Presse: Die „Umsonstkultur“ steckt noch in uns

 Der Presse, also den klassischen Papiermedien, geht es schlecht. Eine ganze Reihe von Zeitung und Zeitschriften ist verschwunden oder in anderen Unternehmen aufgegangen. Ganze Redaktionen werden eingedampft, zusammengelegt oder gleich ganz aufgelöst. Zahlreiche Abonnements werden bei den Kunden einfach als zu teuer empfunden. Eine Folge ist die Auflagen gehen zurück. Der Hauptgrund für den schleichenden Tod der Presselandschaft ist das mittlerweile allgegenwärtige Internet und eine „Kostenlos-Kultur“, die noch aus den Anfangstagen des Internets resultiert.

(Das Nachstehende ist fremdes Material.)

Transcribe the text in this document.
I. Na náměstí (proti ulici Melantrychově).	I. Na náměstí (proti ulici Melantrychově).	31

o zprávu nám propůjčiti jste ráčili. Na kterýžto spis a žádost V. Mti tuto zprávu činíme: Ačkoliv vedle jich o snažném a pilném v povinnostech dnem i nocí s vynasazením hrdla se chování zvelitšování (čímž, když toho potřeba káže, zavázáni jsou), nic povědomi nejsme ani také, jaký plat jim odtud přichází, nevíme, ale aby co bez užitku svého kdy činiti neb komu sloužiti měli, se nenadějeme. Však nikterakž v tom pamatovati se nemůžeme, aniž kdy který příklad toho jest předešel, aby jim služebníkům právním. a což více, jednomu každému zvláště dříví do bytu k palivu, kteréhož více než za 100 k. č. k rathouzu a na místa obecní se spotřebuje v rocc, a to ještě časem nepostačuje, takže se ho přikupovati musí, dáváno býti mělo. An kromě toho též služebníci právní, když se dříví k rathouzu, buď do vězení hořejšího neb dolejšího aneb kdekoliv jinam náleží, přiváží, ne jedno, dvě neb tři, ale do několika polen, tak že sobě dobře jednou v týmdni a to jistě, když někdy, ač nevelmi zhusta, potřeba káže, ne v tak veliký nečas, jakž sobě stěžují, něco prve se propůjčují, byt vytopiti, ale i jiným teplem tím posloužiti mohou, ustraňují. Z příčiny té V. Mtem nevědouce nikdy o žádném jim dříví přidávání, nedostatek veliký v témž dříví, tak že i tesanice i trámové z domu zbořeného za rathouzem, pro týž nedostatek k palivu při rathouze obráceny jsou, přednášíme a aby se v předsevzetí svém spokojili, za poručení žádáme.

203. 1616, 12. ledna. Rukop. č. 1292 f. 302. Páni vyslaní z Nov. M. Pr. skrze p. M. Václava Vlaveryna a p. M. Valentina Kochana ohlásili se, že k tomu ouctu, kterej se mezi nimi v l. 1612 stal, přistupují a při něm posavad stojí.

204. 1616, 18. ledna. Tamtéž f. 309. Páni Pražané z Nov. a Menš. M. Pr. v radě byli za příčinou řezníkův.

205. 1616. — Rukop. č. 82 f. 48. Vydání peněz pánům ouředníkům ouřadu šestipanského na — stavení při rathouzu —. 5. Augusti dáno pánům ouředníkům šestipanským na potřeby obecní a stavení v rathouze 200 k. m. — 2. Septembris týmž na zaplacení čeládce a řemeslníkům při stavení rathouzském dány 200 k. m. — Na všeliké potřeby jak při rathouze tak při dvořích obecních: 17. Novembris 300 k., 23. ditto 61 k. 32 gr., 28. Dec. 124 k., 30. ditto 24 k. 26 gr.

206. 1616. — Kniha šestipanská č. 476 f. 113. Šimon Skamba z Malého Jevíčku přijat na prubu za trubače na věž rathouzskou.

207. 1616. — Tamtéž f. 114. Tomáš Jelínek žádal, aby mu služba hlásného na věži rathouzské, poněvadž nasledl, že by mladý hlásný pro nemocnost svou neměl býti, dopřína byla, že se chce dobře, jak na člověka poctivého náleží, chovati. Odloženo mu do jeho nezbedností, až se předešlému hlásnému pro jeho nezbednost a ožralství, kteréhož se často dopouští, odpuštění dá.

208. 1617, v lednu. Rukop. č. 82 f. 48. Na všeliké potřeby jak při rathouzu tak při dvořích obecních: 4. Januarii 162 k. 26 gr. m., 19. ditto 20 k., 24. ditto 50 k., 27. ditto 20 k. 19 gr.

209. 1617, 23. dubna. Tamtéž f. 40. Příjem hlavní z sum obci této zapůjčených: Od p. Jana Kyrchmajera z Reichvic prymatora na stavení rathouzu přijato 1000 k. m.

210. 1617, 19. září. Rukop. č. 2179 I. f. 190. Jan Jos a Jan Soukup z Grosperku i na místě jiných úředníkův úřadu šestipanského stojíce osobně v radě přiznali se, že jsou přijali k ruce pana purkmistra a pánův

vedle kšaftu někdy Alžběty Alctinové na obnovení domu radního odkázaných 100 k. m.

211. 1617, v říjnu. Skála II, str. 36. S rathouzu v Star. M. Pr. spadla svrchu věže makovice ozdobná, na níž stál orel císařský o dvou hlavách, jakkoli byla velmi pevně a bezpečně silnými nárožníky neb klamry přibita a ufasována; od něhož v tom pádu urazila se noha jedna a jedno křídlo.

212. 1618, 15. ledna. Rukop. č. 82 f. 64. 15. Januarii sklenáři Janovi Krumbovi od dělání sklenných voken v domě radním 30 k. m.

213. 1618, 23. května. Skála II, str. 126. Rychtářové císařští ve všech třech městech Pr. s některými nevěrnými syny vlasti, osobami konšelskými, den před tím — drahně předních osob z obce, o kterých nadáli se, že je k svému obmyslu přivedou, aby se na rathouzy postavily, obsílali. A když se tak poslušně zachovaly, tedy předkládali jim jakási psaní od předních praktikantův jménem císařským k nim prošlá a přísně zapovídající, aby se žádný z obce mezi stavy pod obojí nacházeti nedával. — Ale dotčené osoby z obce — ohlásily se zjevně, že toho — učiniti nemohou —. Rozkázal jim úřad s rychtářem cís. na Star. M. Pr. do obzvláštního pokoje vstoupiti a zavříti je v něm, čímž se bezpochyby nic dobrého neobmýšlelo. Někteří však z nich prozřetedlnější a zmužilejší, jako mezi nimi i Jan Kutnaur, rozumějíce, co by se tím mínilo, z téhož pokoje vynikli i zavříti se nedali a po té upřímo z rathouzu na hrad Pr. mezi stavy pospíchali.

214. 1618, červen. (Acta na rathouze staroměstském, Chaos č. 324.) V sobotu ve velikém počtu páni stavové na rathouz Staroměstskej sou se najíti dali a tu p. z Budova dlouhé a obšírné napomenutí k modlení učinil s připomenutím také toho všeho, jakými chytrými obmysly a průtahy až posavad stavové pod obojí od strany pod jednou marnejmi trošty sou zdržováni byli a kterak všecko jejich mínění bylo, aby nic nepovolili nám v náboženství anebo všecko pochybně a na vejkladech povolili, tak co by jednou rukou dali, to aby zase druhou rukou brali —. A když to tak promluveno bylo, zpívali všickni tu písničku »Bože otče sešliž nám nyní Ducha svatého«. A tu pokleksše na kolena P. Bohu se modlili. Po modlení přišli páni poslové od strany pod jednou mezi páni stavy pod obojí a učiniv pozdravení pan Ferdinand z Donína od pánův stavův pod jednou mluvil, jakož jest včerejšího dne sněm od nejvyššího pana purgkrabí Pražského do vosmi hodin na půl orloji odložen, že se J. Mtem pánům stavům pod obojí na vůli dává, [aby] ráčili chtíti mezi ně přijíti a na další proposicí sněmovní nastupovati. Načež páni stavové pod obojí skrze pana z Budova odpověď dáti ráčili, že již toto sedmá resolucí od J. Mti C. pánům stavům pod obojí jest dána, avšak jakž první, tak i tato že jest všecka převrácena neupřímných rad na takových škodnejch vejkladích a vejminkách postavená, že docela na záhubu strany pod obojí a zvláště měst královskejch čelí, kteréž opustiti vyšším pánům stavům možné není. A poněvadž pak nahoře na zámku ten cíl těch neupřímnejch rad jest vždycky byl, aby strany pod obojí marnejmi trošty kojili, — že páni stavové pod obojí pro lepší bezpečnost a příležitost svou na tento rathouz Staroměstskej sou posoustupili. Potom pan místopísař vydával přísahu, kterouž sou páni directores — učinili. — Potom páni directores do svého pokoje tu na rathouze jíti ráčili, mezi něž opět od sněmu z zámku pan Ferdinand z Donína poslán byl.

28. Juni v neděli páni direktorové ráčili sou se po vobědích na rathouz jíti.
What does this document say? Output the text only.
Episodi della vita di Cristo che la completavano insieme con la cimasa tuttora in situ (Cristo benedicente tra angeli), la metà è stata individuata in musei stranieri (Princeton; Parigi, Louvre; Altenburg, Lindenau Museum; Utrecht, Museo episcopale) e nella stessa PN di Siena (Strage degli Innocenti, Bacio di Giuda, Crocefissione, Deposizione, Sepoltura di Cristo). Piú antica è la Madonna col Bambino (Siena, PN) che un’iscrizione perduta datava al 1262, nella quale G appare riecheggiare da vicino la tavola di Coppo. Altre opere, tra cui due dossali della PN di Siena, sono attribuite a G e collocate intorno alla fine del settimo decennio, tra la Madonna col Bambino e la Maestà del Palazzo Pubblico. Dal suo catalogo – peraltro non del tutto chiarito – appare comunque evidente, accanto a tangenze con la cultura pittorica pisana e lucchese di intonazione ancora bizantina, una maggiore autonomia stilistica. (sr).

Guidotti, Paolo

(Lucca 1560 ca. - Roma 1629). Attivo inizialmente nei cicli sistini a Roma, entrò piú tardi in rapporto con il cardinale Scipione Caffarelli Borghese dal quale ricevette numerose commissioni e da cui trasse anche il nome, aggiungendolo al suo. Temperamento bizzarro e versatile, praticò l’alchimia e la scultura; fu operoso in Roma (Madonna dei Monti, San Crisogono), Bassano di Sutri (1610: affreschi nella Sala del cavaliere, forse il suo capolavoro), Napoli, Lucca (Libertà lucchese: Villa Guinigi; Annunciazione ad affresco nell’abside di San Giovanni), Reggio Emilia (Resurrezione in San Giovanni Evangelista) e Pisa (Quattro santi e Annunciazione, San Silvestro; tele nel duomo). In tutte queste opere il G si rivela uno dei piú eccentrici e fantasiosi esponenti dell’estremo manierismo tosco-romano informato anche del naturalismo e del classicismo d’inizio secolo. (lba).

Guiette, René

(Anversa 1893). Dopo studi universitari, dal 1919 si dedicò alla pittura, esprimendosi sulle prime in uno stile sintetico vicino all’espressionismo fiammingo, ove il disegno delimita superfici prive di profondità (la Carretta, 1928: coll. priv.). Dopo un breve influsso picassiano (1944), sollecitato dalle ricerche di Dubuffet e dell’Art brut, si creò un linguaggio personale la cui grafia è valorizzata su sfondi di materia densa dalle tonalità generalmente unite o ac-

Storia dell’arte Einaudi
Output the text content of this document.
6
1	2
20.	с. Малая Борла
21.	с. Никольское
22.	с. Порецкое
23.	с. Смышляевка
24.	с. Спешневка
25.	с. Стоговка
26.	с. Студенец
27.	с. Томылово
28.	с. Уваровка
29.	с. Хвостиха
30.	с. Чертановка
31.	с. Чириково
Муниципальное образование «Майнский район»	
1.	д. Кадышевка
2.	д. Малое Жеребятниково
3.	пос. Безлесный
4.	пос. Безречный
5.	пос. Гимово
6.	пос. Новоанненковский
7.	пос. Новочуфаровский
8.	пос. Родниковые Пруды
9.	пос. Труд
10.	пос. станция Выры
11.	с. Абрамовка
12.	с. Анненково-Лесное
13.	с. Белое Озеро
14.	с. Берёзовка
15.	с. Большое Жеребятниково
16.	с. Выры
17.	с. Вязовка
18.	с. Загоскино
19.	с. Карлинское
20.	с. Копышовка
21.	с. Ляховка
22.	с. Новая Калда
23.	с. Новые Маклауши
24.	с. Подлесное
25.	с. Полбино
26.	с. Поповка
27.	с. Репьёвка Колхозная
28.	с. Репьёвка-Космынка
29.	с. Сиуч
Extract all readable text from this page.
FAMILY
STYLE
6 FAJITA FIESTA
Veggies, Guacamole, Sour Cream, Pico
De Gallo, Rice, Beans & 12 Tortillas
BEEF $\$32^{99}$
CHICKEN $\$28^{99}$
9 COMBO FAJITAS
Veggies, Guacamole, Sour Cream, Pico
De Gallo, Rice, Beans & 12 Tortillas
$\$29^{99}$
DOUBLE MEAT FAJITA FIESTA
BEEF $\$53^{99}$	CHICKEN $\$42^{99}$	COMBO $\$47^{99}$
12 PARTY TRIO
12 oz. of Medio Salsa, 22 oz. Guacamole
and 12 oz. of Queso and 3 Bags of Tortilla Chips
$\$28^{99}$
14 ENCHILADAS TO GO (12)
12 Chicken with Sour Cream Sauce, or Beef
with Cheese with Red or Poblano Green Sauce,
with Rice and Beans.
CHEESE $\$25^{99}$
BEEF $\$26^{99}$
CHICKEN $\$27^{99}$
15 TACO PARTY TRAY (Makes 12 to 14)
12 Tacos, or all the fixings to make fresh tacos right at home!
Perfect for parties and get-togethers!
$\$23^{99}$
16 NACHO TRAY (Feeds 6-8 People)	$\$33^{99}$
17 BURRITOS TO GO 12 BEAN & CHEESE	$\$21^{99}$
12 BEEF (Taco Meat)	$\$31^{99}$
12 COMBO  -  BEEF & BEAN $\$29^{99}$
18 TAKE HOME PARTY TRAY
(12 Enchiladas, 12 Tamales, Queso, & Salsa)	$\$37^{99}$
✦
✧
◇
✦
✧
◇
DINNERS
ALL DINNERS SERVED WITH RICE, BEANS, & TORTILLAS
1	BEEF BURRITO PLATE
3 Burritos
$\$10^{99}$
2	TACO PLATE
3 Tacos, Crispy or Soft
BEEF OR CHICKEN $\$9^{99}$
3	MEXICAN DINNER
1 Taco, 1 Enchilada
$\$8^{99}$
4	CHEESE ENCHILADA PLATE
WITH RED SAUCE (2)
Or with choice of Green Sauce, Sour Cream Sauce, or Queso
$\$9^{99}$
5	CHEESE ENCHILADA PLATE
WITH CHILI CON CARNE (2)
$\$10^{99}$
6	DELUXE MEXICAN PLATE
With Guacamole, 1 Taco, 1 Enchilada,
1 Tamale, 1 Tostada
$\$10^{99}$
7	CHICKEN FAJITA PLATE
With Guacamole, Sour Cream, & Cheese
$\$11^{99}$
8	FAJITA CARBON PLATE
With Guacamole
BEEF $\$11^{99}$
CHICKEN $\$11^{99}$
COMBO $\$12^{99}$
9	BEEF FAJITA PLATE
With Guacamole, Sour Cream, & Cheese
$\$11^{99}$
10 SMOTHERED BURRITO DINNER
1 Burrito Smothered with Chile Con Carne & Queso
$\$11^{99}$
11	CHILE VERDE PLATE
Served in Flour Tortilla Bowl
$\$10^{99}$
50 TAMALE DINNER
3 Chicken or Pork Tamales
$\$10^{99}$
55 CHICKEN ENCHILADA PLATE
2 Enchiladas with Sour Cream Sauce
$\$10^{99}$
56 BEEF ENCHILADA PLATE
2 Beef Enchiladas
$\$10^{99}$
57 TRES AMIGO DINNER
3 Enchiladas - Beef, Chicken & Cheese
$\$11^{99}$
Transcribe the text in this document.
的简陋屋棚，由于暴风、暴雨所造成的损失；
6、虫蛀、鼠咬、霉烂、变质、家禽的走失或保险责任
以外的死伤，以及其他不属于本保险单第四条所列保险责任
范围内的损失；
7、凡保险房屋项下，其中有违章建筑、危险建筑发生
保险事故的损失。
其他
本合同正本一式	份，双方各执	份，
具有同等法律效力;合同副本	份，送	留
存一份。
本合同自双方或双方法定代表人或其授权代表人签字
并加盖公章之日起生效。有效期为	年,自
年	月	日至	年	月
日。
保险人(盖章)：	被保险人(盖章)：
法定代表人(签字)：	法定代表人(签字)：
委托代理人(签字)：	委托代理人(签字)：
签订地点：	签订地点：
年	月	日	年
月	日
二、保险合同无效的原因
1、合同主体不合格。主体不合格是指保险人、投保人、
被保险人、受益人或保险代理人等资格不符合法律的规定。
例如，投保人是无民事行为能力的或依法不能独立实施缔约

Natürlich sind die größeren Printmedien auch im Internet vertreten und sie kämpfen darum für ihre Leistungen auch bezahlt zu werden. Das passiert in aller Regel mit „Plus“-Leistungen, also bestimmte Artikel, die nur nach Bezahlung sichtbar bzw. lesbar werden. Für meinen Geschmack nimmt diese Versiegelung hinter einem „Plus“-Zeichen aber überhand. Das mag die leicht egoistische Sicht eines Lesers des bekannten Wochenmagazins aus Hamburg sein, der früher bereits am Montag schon mehr wusste als andere. Früher, ja früher, war das neuste Heft am Montag das Highlight des Tages. Später, auch als Internet noch in den Kinderschuhen steckte, war die Webseite DIE Anlaufstelle, wenn es um die wirklich wichtigen Nachrichten und Hintergründe ging. Das ist auch heute noch so. Heute aber werde ich bei mehr als jedem zweiten Artikel ausgebremst oder zur Kasse gebeten. Ich weiß, die Presse kämpft an vielen Fronten. Aber hier ist bei mir die Linie, die ich kaum überschreiten werden. Für etwas, was ich woanders umsonst bekomme, werde ich kein Geld ausgeben, geschweige denn ein Abonnement abschließen. 

Man könnte sagen, dass ich ein klassischer Vertreter der frühzeitlichen Internet-Umsonst-Kultur bin. Das war bei den Spielen in den 80ern, bei MP3 mit Napster, Kazaa usw. und auch bei Videos so. YouTube hat daran nichts geändert und auch nicht irgendwelche Streamingdienste.

Ich möchte nicht ausschließen, dass ich irgendwann mal für einzelne Artikel zahle. Bei Amazon Prime ist mir das ja auch passiert, wobei Prime nicht vorrangig war für diesen Entschluss, sondern die gesparten Versandkosten. Aber, dass DER SPIEGEL oder die FAZ sich irgendwie zu einem Versandunternehmen entwickeln, möchte ich bezweifeln.